As promised, House Democrats have launched an instigation into voter suppression in the southern state of Georgia.
A U.S. House committee with subpoena power is requesting documents from senior Georgia officials surrounding the alleged voter suppression claims which saw Gov. Brian Kemp beat out Democratic candidate, Stacey Abrams.
“The Committee is particularly concerned by reports that Georgians faced unprecedented challenges with registering to vote and significant barriers to casting their votes during the 2018 election, ” House Oversight and Reform Committee Chairman Elijah Cummings and U.S. Rep. Jamie Raskin stated in the letters to Gov. Brian Kemp and Secretary of State Brad Raffensperger.

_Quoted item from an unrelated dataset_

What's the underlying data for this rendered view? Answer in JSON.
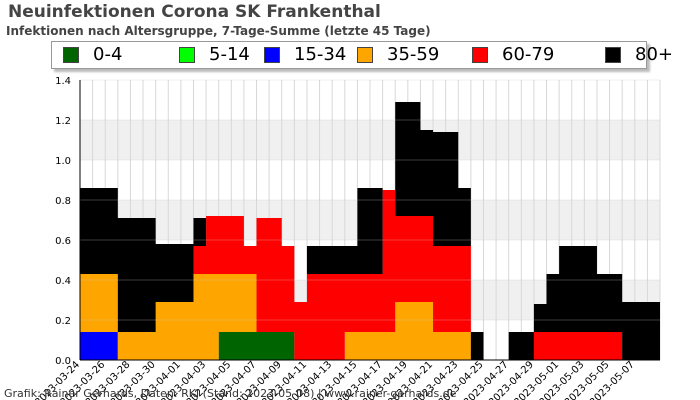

According to AJC, are giving Kemp and Raffensperger until March 20 to produce communications related to the state’s practice of canceling registrations of voters who don’t participate in elections for several years.
Records show that about 1.4 million people have been removed from Georgia’s voting rolls since 2012. During the elections, many voters spoke up about being unable to vote. Eighty percent of affected Black and minority communities. Also, 214 polling places were closed while Kemp was secretary of state and in some heavily Black populated areas, voters were forced to wait in line for over four hours to vote.
The investigation looks set to be one of the most in-depth probes into voter suppression Georgia has ever faced.
“We have to have national attention on this national emergency, a real national emergency, which is voter suppression in the United States," Abrams said on CNN's 'New Day,' last month.
“The threat to democracy in our country is real.”